Pauline Londeix pauline.londeix at gmail.com
Sat Dec 14 09:11:11 PST 2013

Dear all,

Please find below an article on a Court decision taken in the U.S. regarding the terms of the agreement that Bristol Myers Squibb and Mylan had in their voluntary licence on Reyataz (Atazanavir).

Was this August Court decision already allowing Mylan, and possibly other licensees, to sell to the 30 countries where there is no patent on ATV ??



 New York (August 12, 2013, 5:17 PM ET) -- Mylan Inc
<http://www.law360.com/companies/mylan-inc> . on Monday dodged a $15 million
breach of contract suit from Bristol-Myers Squibb Co
<http://www.law360.com/companies/bristol-myers-squibb-company> . after a New
York federal judge found that an agreement between the companies didn't bar
Mylan's sales of an HIV drug in Venezuela, although a patent infringement
complaint is still possible.

The opinion from U.S. District Judge Paul A. Engelmayer turned on a highly
technical reading of a contract that immunized Mylan from patent
infringement liability when selling a generic version of Reyataz, or
atazanavir, in India and sub-Saharan Africa.

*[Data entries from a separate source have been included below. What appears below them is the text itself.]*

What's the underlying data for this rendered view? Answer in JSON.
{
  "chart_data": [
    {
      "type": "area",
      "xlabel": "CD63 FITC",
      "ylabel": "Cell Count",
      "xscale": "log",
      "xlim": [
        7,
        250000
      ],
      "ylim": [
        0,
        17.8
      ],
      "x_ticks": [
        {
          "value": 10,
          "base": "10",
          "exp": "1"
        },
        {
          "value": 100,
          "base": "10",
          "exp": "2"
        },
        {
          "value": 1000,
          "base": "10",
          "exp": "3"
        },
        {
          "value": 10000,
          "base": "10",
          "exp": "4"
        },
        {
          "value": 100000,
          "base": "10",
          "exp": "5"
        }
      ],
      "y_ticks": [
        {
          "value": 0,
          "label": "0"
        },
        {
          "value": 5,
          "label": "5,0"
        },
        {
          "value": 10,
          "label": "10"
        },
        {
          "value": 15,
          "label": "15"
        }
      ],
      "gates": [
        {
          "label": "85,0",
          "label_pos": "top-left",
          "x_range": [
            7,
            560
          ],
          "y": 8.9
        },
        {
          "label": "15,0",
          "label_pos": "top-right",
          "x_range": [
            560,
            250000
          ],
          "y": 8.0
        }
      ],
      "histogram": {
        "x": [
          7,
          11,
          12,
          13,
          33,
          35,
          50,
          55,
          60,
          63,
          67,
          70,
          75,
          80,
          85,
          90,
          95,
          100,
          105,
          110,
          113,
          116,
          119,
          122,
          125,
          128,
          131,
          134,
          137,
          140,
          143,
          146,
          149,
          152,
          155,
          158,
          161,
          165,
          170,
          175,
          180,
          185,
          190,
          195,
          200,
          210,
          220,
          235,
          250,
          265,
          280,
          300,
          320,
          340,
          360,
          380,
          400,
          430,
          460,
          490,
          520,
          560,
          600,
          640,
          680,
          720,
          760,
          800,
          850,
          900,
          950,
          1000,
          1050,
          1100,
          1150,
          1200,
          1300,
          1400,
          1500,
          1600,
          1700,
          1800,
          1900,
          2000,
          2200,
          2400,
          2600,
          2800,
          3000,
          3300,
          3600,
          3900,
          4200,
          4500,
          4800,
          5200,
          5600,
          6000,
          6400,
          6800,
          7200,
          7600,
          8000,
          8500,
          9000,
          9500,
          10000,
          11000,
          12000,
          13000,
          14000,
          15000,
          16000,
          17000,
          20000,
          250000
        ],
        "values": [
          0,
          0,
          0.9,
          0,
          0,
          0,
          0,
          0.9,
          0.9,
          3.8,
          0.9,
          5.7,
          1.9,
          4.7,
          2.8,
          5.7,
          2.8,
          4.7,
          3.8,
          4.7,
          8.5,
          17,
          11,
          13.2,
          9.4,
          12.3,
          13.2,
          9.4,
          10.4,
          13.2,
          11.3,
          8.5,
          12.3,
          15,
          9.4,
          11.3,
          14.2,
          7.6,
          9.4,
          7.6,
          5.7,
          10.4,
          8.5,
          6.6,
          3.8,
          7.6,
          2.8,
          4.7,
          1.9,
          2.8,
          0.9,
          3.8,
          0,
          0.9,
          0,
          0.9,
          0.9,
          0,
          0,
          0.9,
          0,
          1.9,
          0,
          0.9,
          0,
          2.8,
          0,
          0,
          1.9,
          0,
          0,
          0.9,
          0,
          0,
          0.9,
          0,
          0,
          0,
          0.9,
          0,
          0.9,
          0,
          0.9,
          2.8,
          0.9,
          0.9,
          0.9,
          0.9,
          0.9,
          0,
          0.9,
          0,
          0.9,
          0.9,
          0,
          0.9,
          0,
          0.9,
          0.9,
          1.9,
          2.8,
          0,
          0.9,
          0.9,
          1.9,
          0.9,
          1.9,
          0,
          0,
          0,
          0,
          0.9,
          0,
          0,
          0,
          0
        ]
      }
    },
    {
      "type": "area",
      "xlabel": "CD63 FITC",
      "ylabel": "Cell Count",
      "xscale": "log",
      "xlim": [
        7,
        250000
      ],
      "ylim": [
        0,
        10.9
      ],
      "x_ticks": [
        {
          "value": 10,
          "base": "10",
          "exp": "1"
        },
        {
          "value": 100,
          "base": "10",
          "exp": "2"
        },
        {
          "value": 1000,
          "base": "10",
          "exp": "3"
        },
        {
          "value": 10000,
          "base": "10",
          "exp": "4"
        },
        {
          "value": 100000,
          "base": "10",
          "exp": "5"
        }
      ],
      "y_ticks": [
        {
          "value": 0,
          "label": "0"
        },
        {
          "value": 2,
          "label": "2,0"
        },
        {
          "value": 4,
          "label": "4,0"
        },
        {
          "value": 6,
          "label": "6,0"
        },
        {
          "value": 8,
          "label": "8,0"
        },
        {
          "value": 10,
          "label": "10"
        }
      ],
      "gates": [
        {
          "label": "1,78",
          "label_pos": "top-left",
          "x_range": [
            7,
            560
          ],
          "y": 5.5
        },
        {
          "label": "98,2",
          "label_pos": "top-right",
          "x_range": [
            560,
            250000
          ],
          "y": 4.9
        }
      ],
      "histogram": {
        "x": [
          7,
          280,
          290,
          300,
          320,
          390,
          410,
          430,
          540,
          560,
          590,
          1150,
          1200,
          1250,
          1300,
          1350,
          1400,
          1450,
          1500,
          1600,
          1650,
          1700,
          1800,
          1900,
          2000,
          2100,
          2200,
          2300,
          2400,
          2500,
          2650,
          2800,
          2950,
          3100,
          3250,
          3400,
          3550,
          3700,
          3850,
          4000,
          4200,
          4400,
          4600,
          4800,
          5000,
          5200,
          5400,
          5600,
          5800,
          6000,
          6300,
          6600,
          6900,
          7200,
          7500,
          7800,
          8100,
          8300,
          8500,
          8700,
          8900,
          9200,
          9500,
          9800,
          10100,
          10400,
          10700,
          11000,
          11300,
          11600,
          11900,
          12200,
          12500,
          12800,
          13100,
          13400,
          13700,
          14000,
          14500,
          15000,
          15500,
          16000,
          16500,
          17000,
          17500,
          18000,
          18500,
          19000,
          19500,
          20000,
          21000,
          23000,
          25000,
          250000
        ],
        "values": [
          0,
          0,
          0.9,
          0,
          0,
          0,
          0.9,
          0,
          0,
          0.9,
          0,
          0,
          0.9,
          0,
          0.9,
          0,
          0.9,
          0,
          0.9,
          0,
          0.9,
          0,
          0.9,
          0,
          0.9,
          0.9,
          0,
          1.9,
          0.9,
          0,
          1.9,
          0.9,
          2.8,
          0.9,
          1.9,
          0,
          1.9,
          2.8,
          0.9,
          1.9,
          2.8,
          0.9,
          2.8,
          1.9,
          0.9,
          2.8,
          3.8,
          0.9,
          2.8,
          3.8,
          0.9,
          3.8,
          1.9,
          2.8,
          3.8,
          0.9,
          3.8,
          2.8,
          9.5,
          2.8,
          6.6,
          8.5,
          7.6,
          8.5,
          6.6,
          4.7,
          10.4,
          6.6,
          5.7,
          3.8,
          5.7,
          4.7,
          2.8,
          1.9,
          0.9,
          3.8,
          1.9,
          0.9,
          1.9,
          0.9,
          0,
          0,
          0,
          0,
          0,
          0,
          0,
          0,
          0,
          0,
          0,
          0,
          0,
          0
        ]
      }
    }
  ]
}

While the agreement left Mylan exposed to intellectual property suits for
selling the product elsewhere, that's not the same thing as saying that
Mylan would breach the contract by engaging in such sales, Judge Engelmayer

"Although the agreement provides immunity from suit for sales in [India and
Africa], it nowhere purports to prohibit [Mylan] from making sales outside
[those countries]," the judge wrote.

In arguing otherwise, Bristol-Myers pointed to a provision of the contract
in which Mylan promised not to sell the drug to any third parties that might
export it to places outside India and Africa.

Judge Engelmayer, however, said that no such activity took place. Instead,
Mylan sold atazanavir to the Pan American Health Organization, which then
distributed it within Venezuela.

"In other words, [the contract] provides that [Mylan] cannot claim immunity
under the agreement were it, for example, to use a third-party intermediary
in India to enable it to sell generic atazanavir in Pakistan," the judge
said. "[It] does not, however, prevent [Mylan] itself from selling generic
atazanavir in Pakistan, or, relevant here, Venezuela."

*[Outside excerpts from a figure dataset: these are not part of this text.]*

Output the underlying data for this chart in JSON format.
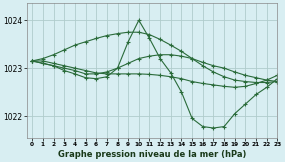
{
  "title": "Graphe pression niveau de la mer (hPa)",
  "bg_color": "#d8eef2",
  "grid_color": "#b0cccc",
  "line_color": "#2a6b3a",
  "xlim": [
    -0.5,
    23
  ],
  "ylim": [
    1021.55,
    1024.35
  ],
  "yticks": [
    1022,
    1023,
    1024
  ],
  "xticks": [
    0,
    1,
    2,
    3,
    4,
    5,
    6,
    7,
    8,
    9,
    10,
    11,
    12,
    13,
    14,
    15,
    16,
    17,
    18,
    19,
    20,
    21,
    22,
    23
  ],
  "series": [
    {
      "x": [
        0,
        1,
        2,
        3,
        4,
        5,
        6,
        7,
        8,
        9,
        10,
        11,
        12,
        13,
        14,
        15,
        16,
        17,
        18,
        19,
        20,
        21,
        22,
        23
      ],
      "y": [
        1023.15,
        1023.15,
        1023.1,
        1023.05,
        1023.0,
        1022.95,
        1022.9,
        1022.88,
        1022.88,
        1022.88,
        1022.88,
        1022.87,
        1022.85,
        1022.82,
        1022.78,
        1022.72,
        1022.68,
        1022.65,
        1022.62,
        1022.6,
        1022.62,
        1022.68,
        1022.75,
        1022.85
      ]
    },
    {
      "x": [
        0,
        1,
        2,
        3,
        4,
        5,
        6,
        7,
        8,
        9,
        10,
        11,
        12,
        13,
        14,
        15,
        16,
        17,
        18,
        19,
        20,
        21,
        22,
        23
      ],
      "y": [
        1023.15,
        1023.1,
        1023.05,
        1023.0,
        1022.95,
        1022.88,
        1022.88,
        1022.92,
        1023.0,
        1023.1,
        1023.2,
        1023.25,
        1023.28,
        1023.28,
        1023.25,
        1023.2,
        1023.12,
        1023.05,
        1023.0,
        1022.92,
        1022.85,
        1022.8,
        1022.75,
        1022.72
      ]
    },
    {
      "x": [
        0,
        1,
        2,
        3,
        4,
        5,
        6,
        7,
        8,
        9,
        10,
        11,
        12,
        13,
        14,
        15,
        16,
        17,
        18,
        19,
        20,
        21,
        22,
        23
      ],
      "y": [
        1023.15,
        1023.1,
        1023.05,
        1022.95,
        1022.88,
        1022.8,
        1022.78,
        1022.82,
        1023.0,
        1023.55,
        1024.0,
        1023.62,
        1023.2,
        1022.9,
        1022.5,
        1021.95,
        1021.78,
        1021.75,
        1021.78,
        1022.05,
        1022.25,
        1022.45,
        1022.6,
        1022.78
      ]
    },
    {
      "x": [
        0,
        1,
        2,
        3,
        4,
        5,
        6,
        7,
        8,
        9,
        10,
        11,
        12,
        13,
        14,
        15,
        16,
        17,
        18,
        19,
        20,
        21,
        22,
        23
      ],
      "y": [
        1023.15,
        1023.2,
        1023.28,
        1023.38,
        1023.48,
        1023.55,
        1023.62,
        1023.68,
        1023.72,
        1023.75,
        1023.75,
        1023.7,
        1023.6,
        1023.48,
        1023.35,
        1023.2,
        1023.05,
        1022.92,
        1022.82,
        1022.75,
        1022.72,
        1022.7,
        1022.7,
        1022.72
      ]
    }
  ]
}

According to the suit, Bristol-Myers assisted Mylan in producing atazanavir
and allowed its sales in India and Africa as a charitable endeavor meant to
help poor nations beset by HIV and AIDS. When it came to Venezuela, however,
Bristol-Myers had for years negotiated sales to the government and had
rebuffed Mylan's request to include the country in its distribution network,
only to see Mylan disregard its refusal and sell the PAHO a year's supply
valued at $15 million.

While the contract doesn't create a legal claim for that move, it's possible
that Bristol-Myers can rejigger its suit in a way that has legs, Judge
Engelmayer wrote.

"To be sure, [Mylan's] sales of generic atazanavir may be actionable on
other grounds. [Bristol-Myers] may have a cause of action against [Mylan]
for its sales in Venezuela under relevant patent [laws]," the judge said.
"But [Bristol-Myers'] claim here is for breach of contract, based on the
agreement. Under the plain language of the agreement, no such claim lies."